In the demonstration videos, DeepMind employees initiate interactions with the robots using the command, “OK, Robot,” followed by specific tasks. For instance, one employee asks the robot to take them to a place for drawing. The robot, adorned with a jaunty yellow bowtie, responds, “OK, give me a minute. Thinking with Gemini …” and then leads the person to a wall-sized whiteboard. In another example, a different individual instructs the robot to follow directions written on the whiteboard. The robot processes the command and navigates a long route to the “Blue Area,” which is a robotics testing area, confidently announcing its successful completion of the task.

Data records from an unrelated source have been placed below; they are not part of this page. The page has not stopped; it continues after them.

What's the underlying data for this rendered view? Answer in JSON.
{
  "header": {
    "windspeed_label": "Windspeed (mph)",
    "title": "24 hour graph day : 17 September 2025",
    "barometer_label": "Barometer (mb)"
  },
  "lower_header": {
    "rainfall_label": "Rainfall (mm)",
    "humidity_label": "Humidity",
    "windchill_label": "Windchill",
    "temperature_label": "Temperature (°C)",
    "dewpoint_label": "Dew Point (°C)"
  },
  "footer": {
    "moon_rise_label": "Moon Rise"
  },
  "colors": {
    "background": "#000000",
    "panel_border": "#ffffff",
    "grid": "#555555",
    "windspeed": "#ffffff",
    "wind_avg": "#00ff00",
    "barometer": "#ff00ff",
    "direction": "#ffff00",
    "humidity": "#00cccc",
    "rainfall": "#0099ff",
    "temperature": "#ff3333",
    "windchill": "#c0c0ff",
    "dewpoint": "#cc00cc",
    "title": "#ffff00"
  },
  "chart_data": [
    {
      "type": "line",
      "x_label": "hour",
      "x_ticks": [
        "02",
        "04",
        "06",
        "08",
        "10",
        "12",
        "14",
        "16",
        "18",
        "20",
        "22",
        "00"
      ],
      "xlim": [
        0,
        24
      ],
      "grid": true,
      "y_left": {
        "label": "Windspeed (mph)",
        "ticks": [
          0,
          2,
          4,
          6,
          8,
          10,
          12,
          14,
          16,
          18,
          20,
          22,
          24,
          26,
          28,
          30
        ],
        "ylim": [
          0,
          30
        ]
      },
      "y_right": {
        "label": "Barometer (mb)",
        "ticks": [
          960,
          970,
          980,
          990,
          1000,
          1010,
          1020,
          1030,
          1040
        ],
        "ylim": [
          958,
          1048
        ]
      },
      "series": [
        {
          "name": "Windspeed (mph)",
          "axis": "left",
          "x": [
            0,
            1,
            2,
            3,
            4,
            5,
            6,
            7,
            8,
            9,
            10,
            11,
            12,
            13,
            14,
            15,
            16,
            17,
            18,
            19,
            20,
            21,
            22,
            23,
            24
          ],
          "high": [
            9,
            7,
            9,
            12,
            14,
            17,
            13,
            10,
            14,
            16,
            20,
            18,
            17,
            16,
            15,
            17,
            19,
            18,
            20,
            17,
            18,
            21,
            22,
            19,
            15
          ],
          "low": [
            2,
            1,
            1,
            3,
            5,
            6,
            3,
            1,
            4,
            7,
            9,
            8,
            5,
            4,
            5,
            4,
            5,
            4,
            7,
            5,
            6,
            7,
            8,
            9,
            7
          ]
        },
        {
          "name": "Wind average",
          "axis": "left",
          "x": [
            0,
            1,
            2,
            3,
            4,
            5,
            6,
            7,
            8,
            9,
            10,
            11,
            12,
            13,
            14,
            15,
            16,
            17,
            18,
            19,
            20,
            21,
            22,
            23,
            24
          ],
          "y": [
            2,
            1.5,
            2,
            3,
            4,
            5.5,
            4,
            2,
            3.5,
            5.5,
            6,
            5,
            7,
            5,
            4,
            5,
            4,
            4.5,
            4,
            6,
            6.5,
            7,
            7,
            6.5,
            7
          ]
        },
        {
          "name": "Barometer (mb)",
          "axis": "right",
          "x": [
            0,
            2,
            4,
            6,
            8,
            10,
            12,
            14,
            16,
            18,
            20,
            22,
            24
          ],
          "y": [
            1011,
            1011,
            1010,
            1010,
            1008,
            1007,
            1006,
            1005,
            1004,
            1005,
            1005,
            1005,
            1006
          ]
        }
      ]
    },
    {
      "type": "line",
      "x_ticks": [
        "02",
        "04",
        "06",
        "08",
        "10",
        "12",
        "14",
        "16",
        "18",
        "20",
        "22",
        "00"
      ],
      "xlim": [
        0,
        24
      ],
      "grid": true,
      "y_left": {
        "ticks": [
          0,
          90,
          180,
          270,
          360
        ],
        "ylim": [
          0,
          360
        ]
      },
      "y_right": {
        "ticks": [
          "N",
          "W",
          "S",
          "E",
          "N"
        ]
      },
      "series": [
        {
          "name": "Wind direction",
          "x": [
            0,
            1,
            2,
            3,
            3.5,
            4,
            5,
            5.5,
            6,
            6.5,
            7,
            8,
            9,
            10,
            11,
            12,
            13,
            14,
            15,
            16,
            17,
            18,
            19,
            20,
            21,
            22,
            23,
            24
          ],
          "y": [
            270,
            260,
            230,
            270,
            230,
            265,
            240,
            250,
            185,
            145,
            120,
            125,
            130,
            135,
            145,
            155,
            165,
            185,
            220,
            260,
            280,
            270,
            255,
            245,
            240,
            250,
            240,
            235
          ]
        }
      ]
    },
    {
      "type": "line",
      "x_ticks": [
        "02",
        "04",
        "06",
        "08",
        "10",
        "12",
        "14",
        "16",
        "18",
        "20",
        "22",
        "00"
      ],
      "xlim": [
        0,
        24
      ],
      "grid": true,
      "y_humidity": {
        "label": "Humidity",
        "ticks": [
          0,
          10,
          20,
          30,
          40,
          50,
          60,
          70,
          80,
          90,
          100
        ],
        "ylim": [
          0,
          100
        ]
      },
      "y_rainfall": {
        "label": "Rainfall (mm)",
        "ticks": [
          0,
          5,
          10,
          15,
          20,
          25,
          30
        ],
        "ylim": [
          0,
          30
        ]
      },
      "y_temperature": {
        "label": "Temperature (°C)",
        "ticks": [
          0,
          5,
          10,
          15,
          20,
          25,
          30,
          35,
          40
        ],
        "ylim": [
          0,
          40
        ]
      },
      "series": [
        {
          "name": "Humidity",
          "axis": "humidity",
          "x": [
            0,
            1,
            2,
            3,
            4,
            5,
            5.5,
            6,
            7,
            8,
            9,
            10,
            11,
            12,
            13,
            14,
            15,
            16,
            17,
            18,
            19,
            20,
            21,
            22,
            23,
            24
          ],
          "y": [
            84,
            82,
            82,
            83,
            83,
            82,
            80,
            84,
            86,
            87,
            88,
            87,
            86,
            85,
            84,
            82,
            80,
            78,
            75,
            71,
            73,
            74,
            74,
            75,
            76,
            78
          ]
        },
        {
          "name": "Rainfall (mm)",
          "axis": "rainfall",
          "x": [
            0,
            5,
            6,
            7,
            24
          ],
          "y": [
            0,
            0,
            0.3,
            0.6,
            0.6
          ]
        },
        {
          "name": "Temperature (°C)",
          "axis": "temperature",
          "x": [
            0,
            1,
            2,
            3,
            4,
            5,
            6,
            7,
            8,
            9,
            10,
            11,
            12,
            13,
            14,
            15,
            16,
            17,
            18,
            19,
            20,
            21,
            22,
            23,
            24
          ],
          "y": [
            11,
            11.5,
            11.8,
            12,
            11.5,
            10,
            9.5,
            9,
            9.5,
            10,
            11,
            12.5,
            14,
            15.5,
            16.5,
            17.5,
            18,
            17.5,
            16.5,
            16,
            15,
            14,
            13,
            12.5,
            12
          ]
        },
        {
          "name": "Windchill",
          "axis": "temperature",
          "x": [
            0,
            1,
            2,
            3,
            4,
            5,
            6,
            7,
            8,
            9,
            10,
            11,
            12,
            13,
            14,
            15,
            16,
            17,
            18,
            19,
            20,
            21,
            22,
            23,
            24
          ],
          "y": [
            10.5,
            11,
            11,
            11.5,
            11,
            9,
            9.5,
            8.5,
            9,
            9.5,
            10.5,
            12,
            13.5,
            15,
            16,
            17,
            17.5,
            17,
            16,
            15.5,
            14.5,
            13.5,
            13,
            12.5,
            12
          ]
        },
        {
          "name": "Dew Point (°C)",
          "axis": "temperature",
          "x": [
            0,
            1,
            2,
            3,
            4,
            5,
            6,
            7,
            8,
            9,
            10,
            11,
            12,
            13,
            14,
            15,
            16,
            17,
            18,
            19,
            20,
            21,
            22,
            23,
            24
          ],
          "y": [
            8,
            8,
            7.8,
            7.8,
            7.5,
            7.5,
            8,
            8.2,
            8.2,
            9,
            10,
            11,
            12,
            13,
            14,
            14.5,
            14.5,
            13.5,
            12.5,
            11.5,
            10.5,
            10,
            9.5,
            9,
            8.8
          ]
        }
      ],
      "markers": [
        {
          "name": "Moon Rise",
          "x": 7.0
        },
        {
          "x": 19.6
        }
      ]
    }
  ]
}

Before these demonstrations, the robots were familiarized with the office space using a method called “Multimodal Instruction Navigation with demonstration Tours (MINT).” This involves guiding the robot around the office and identifying various landmarks through speech. Subsequently, the team employs hierarchical Vision-Language-Action (VLA), which combines environment understanding with common sense reasoning. This allows the robot to respond to written and drawn commands, as well as gestures.
This innovative approach highlights how generative AI can enhance robotic navigation, making it more intuitive and adaptable to complex environments like office spaces. The successful integration of Gemini into these robots signifies a significant step forward in the field of robotics, promising even more sophisticated interactions and functionalities in the future.